Dick's Sporting Goods reported earnings before today's open
Dick's Sporting Goods (NYSE:DKS) revealed third-quarter financial results before the market's open today. The sporting goods retailer posted adjusted earnings of $2.60 per share on revenue of $2.959 billion, both of which beat Wall Street's estimates. In addition, the company reported an unexpected 6.5% pop in same-store sales after analysts predicted a 2.2% decline. In response to the upbeat results, Dick's Sporting Goods hiked its full-year 2022 outlook.
The shares initially surged roughly 7% following the results, but DKS was last seen sporting a 0.5% premarket lead to trade at $107.50. The equity has steadily traded between $120 and $102 since August, though last week's pullback below the latter level was caught by the 140-day moving average. Year-over-year, Dick's Sporting Goods stock is down 22.8%.

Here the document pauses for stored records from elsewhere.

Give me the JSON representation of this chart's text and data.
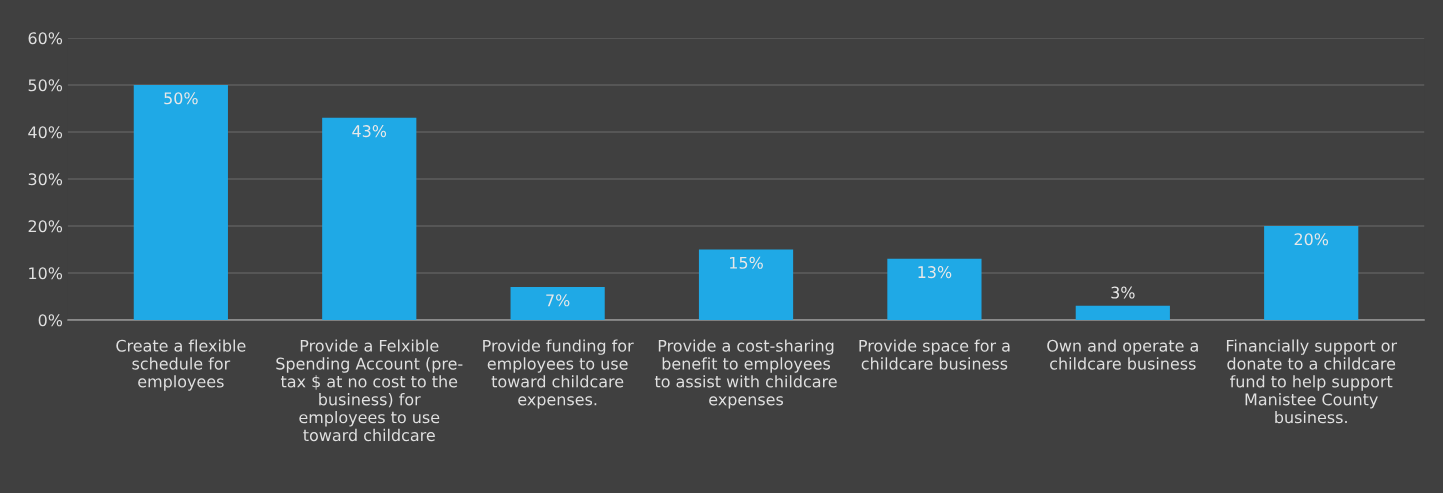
{
  "chart_data": {
    "type": "bar",
    "categories": [
      "Create a flexible\nschedule for\nemployees",
      "Provide a Felxible\nSpending Account (pre-\ntax $ at no cost to the\nbusiness) for\nemployees to use\ntoward childcare",
      "Provide funding for\nemployees to use\ntoward childcare\nexpenses.",
      "Provide a cost-sharing\nbenefit to employees\nto assist with childcare\nexpenses",
      "Provide space for a\nchildcare business",
      "Own and operate a\nchildcare business",
      "Financially support or\ndonate to a childcare\nfund to help support\nManistee County\nbusiness."
    ],
    "values": [
      50,
      43,
      7,
      15,
      13,
      3,
      20
    ],
    "color": "#1fa9e6",
    "value_labels": [
      "50%",
      "43%",
      "7%",
      "15%",
      "13%",
      "3%",
      "20%"
    ],
    "ylim": [
      0,
      60
    ],
    "yticks": [
      {
        "value": 0,
        "label": "0%"
      },
      {
        "value": 10,
        "label": "10%"
      },
      {
        "value": 20,
        "label": "20%"
      },
      {
        "value": 30,
        "label": "30%"
      },
      {
        "value": 40,
        "label": "40%"
      },
      {
        "value": 50,
        "label": "50%"
      },
      {
        "value": 60,
        "label": "60%"
      }
    ],
    "grid": "y"
  }
}
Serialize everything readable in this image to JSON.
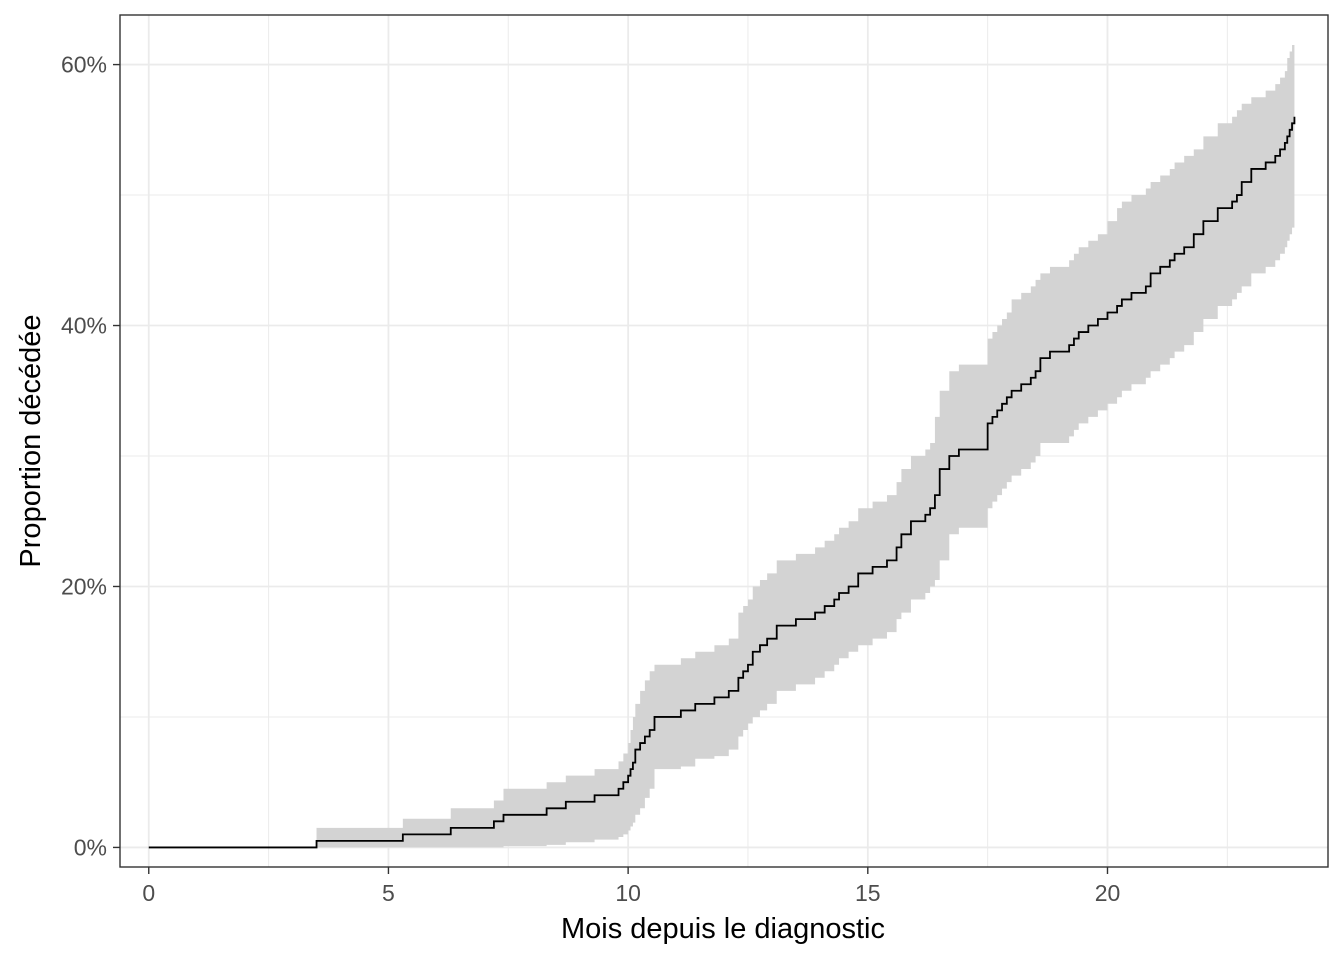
{
  "chart_data": {
    "type": "line",
    "subtype": "cumulative-incidence-step",
    "title": "",
    "xlabel": "Mois depuis le diagnostic",
    "ylabel": "Proportion décédée",
    "xlim": [
      -0.6,
      24.6
    ],
    "ylim": [
      -0.015,
      0.638
    ],
    "x_ticks": [
      0,
      5,
      10,
      15,
      20
    ],
    "y_ticks": [
      0,
      0.2,
      0.4,
      0.6
    ],
    "y_tick_labels": [
      "0%",
      "20%",
      "40%",
      "60%"
    ],
    "x_minor_ticks": [
      2.5,
      7.5,
      12.5,
      17.5,
      22.5
    ],
    "y_minor_ticks": [
      0.1,
      0.3,
      0.5
    ],
    "grid": true,
    "legend": "none",
    "colors": {
      "line": "#000000",
      "band": "#d3d3d3",
      "grid": "#ebebeb",
      "panel_border": "#333333",
      "tick_text": "#4d4d4d"
    },
    "series": [
      {
        "x": [
          0,
          3.5,
          5.3,
          6.3,
          7.2,
          7.4,
          8.3,
          8.7,
          9.3,
          9.8,
          9.9,
          10.0,
          10.05,
          10.1,
          10.15,
          10.25,
          10.35,
          10.45,
          10.55,
          11.1,
          11.4,
          11.8,
          12.1,
          12.3,
          12.4,
          12.5,
          12.6,
          12.75,
          12.9,
          13.1,
          13.5,
          13.9,
          14.1,
          14.3,
          14.4,
          14.6,
          14.8,
          15.1,
          15.4,
          15.6,
          15.7,
          15.9,
          16.2,
          16.3,
          16.4,
          16.5,
          16.7,
          16.9,
          17.5,
          17.6,
          17.7,
          17.8,
          17.9,
          18.0,
          18.2,
          18.4,
          18.5,
          18.6,
          18.8,
          19.2,
          19.3,
          19.4,
          19.6,
          19.8,
          20.0,
          20.2,
          20.3,
          20.5,
          20.8,
          20.9,
          21.1,
          21.3,
          21.4,
          21.6,
          21.8,
          22.0,
          22.3,
          22.6,
          22.7,
          22.8,
          23.0,
          23.3,
          23.5,
          23.6,
          23.7,
          23.75,
          23.8,
          23.85,
          23.9
        ],
        "y": [
          0,
          0.005,
          0.01,
          0.015,
          0.02,
          0.025,
          0.03,
          0.035,
          0.04,
          0.045,
          0.05,
          0.055,
          0.06,
          0.065,
          0.075,
          0.08,
          0.085,
          0.09,
          0.1,
          0.105,
          0.11,
          0.115,
          0.12,
          0.13,
          0.135,
          0.14,
          0.15,
          0.155,
          0.16,
          0.17,
          0.175,
          0.18,
          0.185,
          0.19,
          0.195,
          0.2,
          0.21,
          0.215,
          0.22,
          0.23,
          0.24,
          0.25,
          0.255,
          0.26,
          0.27,
          0.29,
          0.3,
          0.305,
          0.325,
          0.33,
          0.335,
          0.34,
          0.345,
          0.35,
          0.355,
          0.36,
          0.365,
          0.375,
          0.38,
          0.385,
          0.39,
          0.395,
          0.4,
          0.405,
          0.41,
          0.415,
          0.42,
          0.425,
          0.43,
          0.44,
          0.445,
          0.45,
          0.455,
          0.46,
          0.47,
          0.48,
          0.49,
          0.495,
          0.5,
          0.51,
          0.52,
          0.525,
          0.53,
          0.535,
          0.54,
          0.545,
          0.55,
          0.555,
          0.56
        ],
        "lower": [
          0,
          0,
          0,
          0,
          0,
          0.001,
          0.002,
          0.004,
          0.006,
          0.008,
          0.01,
          0.013,
          0.016,
          0.019,
          0.025,
          0.03,
          0.038,
          0.045,
          0.06,
          0.062,
          0.068,
          0.07,
          0.075,
          0.085,
          0.09,
          0.095,
          0.1,
          0.105,
          0.11,
          0.12,
          0.125,
          0.13,
          0.135,
          0.14,
          0.145,
          0.15,
          0.155,
          0.16,
          0.165,
          0.175,
          0.18,
          0.19,
          0.195,
          0.2,
          0.205,
          0.22,
          0.24,
          0.245,
          0.26,
          0.265,
          0.27,
          0.275,
          0.28,
          0.285,
          0.29,
          0.295,
          0.3,
          0.31,
          0.31,
          0.315,
          0.32,
          0.325,
          0.33,
          0.335,
          0.34,
          0.345,
          0.35,
          0.355,
          0.36,
          0.365,
          0.37,
          0.375,
          0.38,
          0.385,
          0.395,
          0.405,
          0.415,
          0.42,
          0.425,
          0.43,
          0.44,
          0.445,
          0.45,
          0.455,
          0.46,
          0.465,
          0.47,
          0.475,
          0.485
        ],
        "upper": [
          0,
          0.015,
          0.022,
          0.03,
          0.036,
          0.045,
          0.05,
          0.055,
          0.06,
          0.066,
          0.072,
          0.08,
          0.09,
          0.1,
          0.11,
          0.12,
          0.128,
          0.135,
          0.14,
          0.145,
          0.15,
          0.155,
          0.16,
          0.18,
          0.185,
          0.19,
          0.2,
          0.205,
          0.21,
          0.22,
          0.225,
          0.23,
          0.235,
          0.24,
          0.245,
          0.25,
          0.26,
          0.265,
          0.27,
          0.28,
          0.29,
          0.3,
          0.305,
          0.31,
          0.33,
          0.35,
          0.365,
          0.37,
          0.39,
          0.395,
          0.4,
          0.405,
          0.41,
          0.42,
          0.425,
          0.43,
          0.435,
          0.44,
          0.445,
          0.45,
          0.455,
          0.46,
          0.465,
          0.47,
          0.48,
          0.49,
          0.495,
          0.5,
          0.505,
          0.51,
          0.515,
          0.52,
          0.525,
          0.53,
          0.535,
          0.545,
          0.555,
          0.56,
          0.565,
          0.57,
          0.575,
          0.58,
          0.585,
          0.59,
          0.595,
          0.605,
          0.61,
          0.615,
          0.625
        ]
      }
    ]
  }
}
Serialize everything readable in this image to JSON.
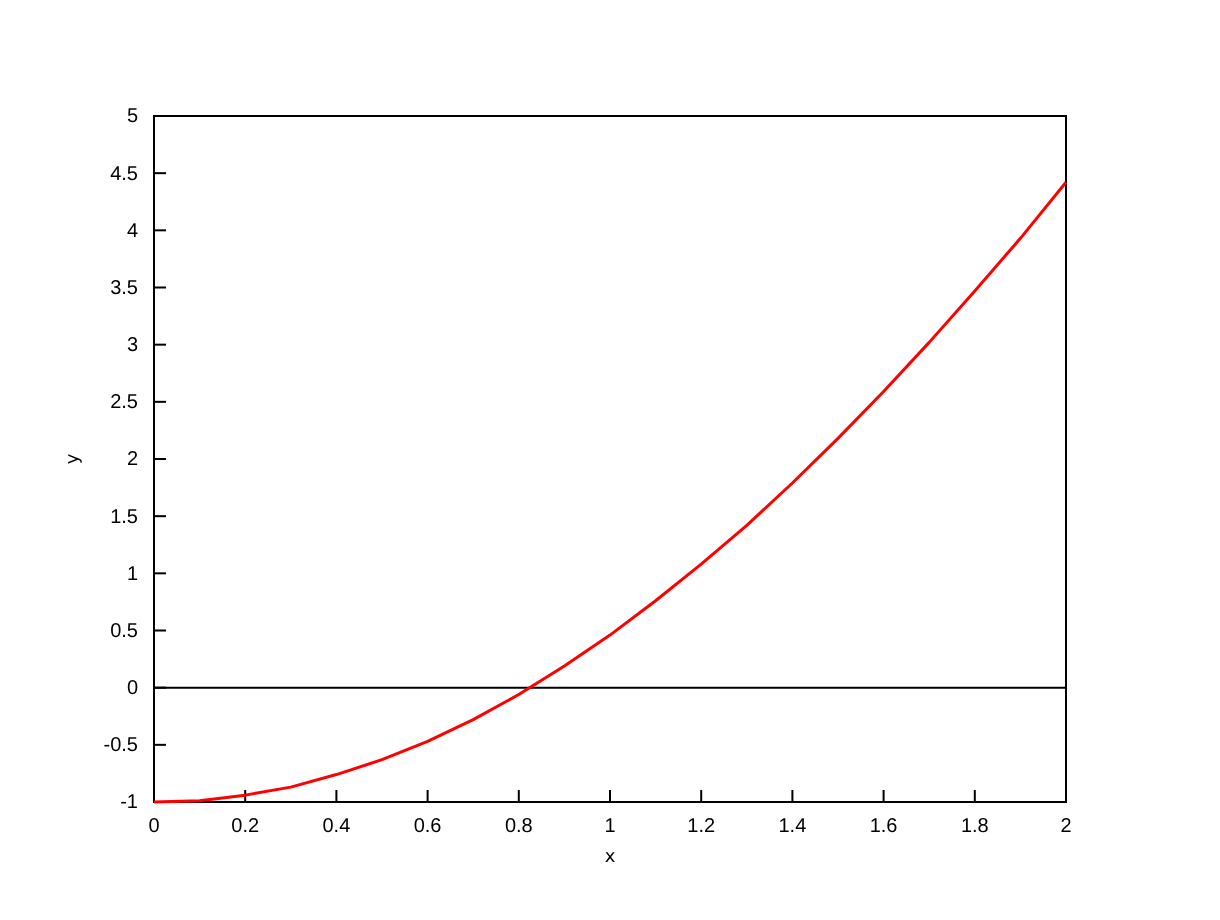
{
  "chart_data": {
    "type": "line",
    "xlabel": "x",
    "ylabel": "y",
    "x": [
      0,
      0.1,
      0.2,
      0.3,
      0.4,
      0.5,
      0.6,
      0.7,
      0.8,
      0.9,
      1,
      1.1,
      1.2,
      1.3,
      1.4,
      1.5,
      1.6,
      1.7,
      1.8,
      1.9,
      2
    ],
    "series": [
      {
        "color": "#ff0000",
        "values": [
          -1,
          -0.99,
          -0.94,
          -0.87,
          -0.76,
          -0.63,
          -0.47,
          -0.28,
          -0.06,
          0.19,
          0.46,
          0.76,
          1.08,
          1.42,
          1.79,
          2.18,
          2.59,
          3.02,
          3.47,
          3.93,
          4.42
        ]
      }
    ],
    "xlim": [
      0,
      2
    ],
    "xticks": [
      0,
      0.2,
      0.4,
      0.6,
      0.8,
      1,
      1.2,
      1.4,
      1.6,
      1.8,
      2
    ],
    "ylim": [
      -1,
      5
    ],
    "yticks": [
      -1,
      -0.5,
      0,
      0.5,
      1,
      1.5,
      2,
      2.5,
      3,
      3.5,
      4,
      4.5,
      5
    ],
    "ref_lines": [
      {
        "axis": "y",
        "value": 0,
        "color": "#000000"
      }
    ],
    "grid": false,
    "marker": "none",
    "line_style": "solid"
  }
}
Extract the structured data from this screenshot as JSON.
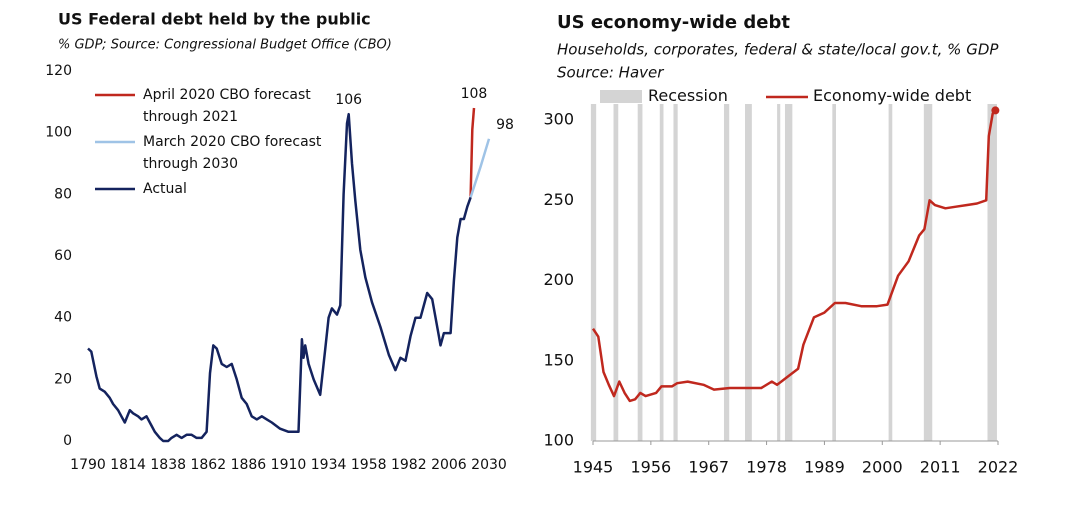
{
  "chart_data": [
    {
      "type": "line",
      "title": "US Federal debt held by the public",
      "subtitle": "% GDP; Source: Congressional Budget Office (CBO)",
      "xlim": [
        1790,
        2030
      ],
      "xticks": [
        1790,
        1814,
        1838,
        1862,
        1886,
        1910,
        1934,
        1958,
        1982,
        2006,
        2030
      ],
      "ylim": [
        0,
        120
      ],
      "yticks": [
        0,
        20,
        40,
        60,
        80,
        100,
        120
      ],
      "series": [
        {
          "name": "April 2020 CBO forecast through 2021",
          "color": "#c0281e",
          "x": [
            2019,
            2020,
            2021
          ],
          "values": [
            79,
            101,
            108
          ]
        },
        {
          "name": "March 2020 CBO forecast through 2030",
          "color": "#9fc3e6",
          "x": [
            2019,
            2022,
            2025,
            2030
          ],
          "values": [
            79,
            84,
            89,
            98
          ]
        },
        {
          "name": "Actual",
          "color": "#14235e",
          "x": [
            1790,
            1792,
            1795,
            1797,
            1800,
            1803,
            1805,
            1808,
            1810,
            1812,
            1815,
            1817,
            1820,
            1822,
            1825,
            1828,
            1830,
            1833,
            1835,
            1838,
            1840,
            1843,
            1846,
            1849,
            1852,
            1855,
            1858,
            1861,
            1863,
            1865,
            1867,
            1870,
            1873,
            1876,
            1879,
            1882,
            1885,
            1888,
            1891,
            1894,
            1897,
            1900,
            1905,
            1910,
            1913,
            1916,
            1918,
            1919,
            1920,
            1922,
            1925,
            1929,
            1932,
            1934,
            1936,
            1939,
            1941,
            1943,
            1945,
            1946,
            1948,
            1950,
            1953,
            1956,
            1960,
            1965,
            1970,
            1974,
            1977,
            1980,
            1983,
            1986,
            1989,
            1993,
            1996,
            2000,
            2001,
            2003,
            2007,
            2009,
            2011,
            2013,
            2015,
            2017,
            2019
          ],
          "values": [
            30,
            29,
            21,
            17,
            16,
            14,
            12,
            10,
            8,
            6,
            10,
            9,
            8,
            7,
            8,
            5,
            3,
            1,
            0,
            0,
            1,
            2,
            1,
            2,
            2,
            1,
            1,
            3,
            22,
            31,
            30,
            25,
            24,
            25,
            20,
            14,
            12,
            8,
            7,
            8,
            7,
            6,
            4,
            3,
            3,
            3,
            33,
            27,
            31,
            25,
            20,
            15,
            30,
            40,
            43,
            41,
            44,
            80,
            103,
            106,
            90,
            78,
            62,
            53,
            45,
            37,
            28,
            23,
            27,
            26,
            34,
            40,
            40,
            48,
            46,
            34,
            31,
            35,
            35,
            52,
            66,
            72,
            72,
            76,
            79
          ]
        }
      ],
      "annotations": [
        {
          "text": "106",
          "x": 1946,
          "y": 106
        },
        {
          "text": "108",
          "x": 2021,
          "y": 108
        },
        {
          "text": "98",
          "x": 2030,
          "y": 98
        }
      ]
    },
    {
      "type": "line",
      "title": "US economy-wide debt",
      "subtitle": "Households, corporates, federal & state/local gov.t, % GDP",
      "source": "Source: Haver",
      "xlim": [
        1945,
        2022
      ],
      "xticks": [
        1945,
        1956,
        1967,
        1978,
        1989,
        2000,
        2011,
        2022
      ],
      "ylim": [
        100,
        310
      ],
      "yticks": [
        100,
        150,
        200,
        250,
        300
      ],
      "recessions": {
        "name": "Recession",
        "color": "#d4d4d4",
        "ranges": [
          [
            1944.6,
            1945.6
          ],
          [
            1948.9,
            1949.8
          ],
          [
            1953.5,
            1954.4
          ],
          [
            1957.7,
            1958.4
          ],
          [
            1960.3,
            1961.1
          ],
          [
            1969.9,
            1970.9
          ],
          [
            1973.9,
            1975.2
          ],
          [
            1980,
            1980.6
          ],
          [
            1981.5,
            1982.9
          ],
          [
            1990.5,
            1991.2
          ],
          [
            2001.2,
            2001.9
          ],
          [
            2007.9,
            2009.5
          ],
          [
            2020,
            2021.8
          ]
        ]
      },
      "series": [
        {
          "name": "Economy-wide debt",
          "color": "#c0281e",
          "x": [
            1945,
            1946,
            1947,
            1948,
            1949,
            1950,
            1951,
            1952,
            1953,
            1954,
            1955,
            1957,
            1958,
            1960,
            1961,
            1963,
            1966,
            1968,
            1971,
            1974,
            1977,
            1979,
            1980,
            1982,
            1984,
            1985,
            1987,
            1989,
            1991,
            1993,
            1996,
            1999,
            2001,
            2003,
            2005,
            2007,
            2008,
            2009,
            2010,
            2012,
            2014,
            2016,
            2018,
            2019.75,
            2020.25,
            2021,
            2021.5
          ],
          "values": [
            170,
            165,
            143,
            135,
            128,
            137,
            130,
            125,
            126,
            130,
            128,
            130,
            134,
            134,
            136,
            137,
            135,
            132,
            133,
            133,
            133,
            137,
            135,
            140,
            145,
            160,
            177,
            180,
            186,
            186,
            184,
            184,
            185,
            203,
            212,
            228,
            232,
            250,
            247,
            245,
            246,
            247,
            248,
            250,
            290,
            304,
            306
          ]
        }
      ]
    }
  ]
}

Analysts have yet to weigh in, but the majority are bullish towards DKS. Of the 18 analysts in coverage, 11 recommend a "buy" or better. There is plenty of short-covering potential, too. Short interest makes up 23.7% of the stock's available float, or nearly eight days' worth of pent-up buying power.
Short-term options traders, meanwhile, are heavily bearish on Dick's Sporting Goods stock. This is according to the equity's Schaeffer's put/call open interest (SOIR) ratio of 2.32, which stands higher than all other readings from the past 12 months.